Road repair tax headed to the ballot

This November, Oak Harbor residents will likely get the chance to vote on a sales tax increase to fix and maintain city streets.

Last year, the city council decided to start a transportation benefit district, which is a quasi-municipal corporation with taxing authority. City officials are hoping for a stable source of funding for road maintenance projects.

Many other communities — including Anacortes, Mount Vernon and Bellingham — already have transportation benefit districts established.

Council members, who are the governing body for the district, have five different options for raising money but chose a two-tenth of 1 percent sales tax. It will raise an estimated $900,000 a year.

At a workshop Wednesday, Senior Planner Dennis Lefevre presented council members with a proposed ballot measure and long list of projects. One question to be resolved is whether the project list should be included in the resolution placing the question on the ballot.

City Engineer James Bridges explained that the worst streets in the city will be treated in the first five years. The list for the first year alone has about 50 projects all over the city.

Bridges said the city streets have really thin asphalt, which cracks, allowing water underneath and causing it to fail.

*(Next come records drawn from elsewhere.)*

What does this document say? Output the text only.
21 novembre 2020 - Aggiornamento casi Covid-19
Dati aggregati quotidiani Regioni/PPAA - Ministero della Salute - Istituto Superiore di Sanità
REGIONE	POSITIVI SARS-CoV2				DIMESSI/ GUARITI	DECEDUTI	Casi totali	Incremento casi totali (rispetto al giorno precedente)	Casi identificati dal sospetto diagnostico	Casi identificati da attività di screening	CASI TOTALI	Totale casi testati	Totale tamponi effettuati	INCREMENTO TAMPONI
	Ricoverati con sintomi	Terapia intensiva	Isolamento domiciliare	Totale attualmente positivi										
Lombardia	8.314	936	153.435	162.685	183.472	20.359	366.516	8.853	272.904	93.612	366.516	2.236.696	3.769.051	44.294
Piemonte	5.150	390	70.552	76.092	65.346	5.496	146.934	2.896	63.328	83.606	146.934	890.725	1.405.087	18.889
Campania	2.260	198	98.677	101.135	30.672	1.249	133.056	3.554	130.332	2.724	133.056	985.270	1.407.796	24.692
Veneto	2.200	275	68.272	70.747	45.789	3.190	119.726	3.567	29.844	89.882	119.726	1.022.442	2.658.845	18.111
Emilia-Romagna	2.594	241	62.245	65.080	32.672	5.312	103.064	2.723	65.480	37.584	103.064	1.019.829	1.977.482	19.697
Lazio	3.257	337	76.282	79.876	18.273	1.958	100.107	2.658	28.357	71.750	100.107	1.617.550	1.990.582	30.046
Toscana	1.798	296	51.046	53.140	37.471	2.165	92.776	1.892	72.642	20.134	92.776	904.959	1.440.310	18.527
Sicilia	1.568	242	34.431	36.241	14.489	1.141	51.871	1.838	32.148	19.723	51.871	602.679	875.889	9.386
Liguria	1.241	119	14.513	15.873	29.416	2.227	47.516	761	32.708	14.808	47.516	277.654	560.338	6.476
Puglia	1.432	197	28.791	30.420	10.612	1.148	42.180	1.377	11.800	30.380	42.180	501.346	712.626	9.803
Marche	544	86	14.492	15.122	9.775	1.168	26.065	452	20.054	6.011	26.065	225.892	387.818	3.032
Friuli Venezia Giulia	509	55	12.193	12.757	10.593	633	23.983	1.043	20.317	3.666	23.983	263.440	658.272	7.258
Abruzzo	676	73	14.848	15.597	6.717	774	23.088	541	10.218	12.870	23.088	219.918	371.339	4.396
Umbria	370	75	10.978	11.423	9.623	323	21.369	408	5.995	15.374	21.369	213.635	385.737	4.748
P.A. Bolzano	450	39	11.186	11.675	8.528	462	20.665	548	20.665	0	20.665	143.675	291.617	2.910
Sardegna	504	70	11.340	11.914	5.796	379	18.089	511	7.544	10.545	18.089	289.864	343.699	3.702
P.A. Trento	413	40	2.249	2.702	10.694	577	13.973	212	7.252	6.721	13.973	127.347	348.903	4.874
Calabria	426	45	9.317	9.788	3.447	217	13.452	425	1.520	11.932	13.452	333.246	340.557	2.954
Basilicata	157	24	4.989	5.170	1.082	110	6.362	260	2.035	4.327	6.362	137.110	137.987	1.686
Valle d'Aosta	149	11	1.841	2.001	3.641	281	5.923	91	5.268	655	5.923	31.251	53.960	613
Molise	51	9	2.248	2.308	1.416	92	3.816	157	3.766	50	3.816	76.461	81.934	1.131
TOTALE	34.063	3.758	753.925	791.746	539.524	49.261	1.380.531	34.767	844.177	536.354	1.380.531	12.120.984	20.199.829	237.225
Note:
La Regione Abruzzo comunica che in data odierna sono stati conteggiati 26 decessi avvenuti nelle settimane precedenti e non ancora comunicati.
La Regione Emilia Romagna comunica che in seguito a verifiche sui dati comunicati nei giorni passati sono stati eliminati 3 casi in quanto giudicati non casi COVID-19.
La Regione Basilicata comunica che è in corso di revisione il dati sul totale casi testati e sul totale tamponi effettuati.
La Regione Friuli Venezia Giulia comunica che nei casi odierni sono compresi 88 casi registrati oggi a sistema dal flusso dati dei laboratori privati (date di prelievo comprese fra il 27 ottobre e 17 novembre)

Depending on the state of the street, workers will either fill cracks, chip seal, apply a 1.5-inch overlay or reconstruct the road, which means grinding off all the asphalt and rebuilding it, according to Bridges.

He said chip seal extends the life of roads and gives them more traction, but drivers may be disappointed.

“They think they have this new road in front of them, but it’s going to run a little rough,” he said.

After the initial five-year phase of repair, the city would start a program in which roads get chip sealed in a 10-to-13-year cycle.

The issue will be brought back to the council at the June 4 meeting.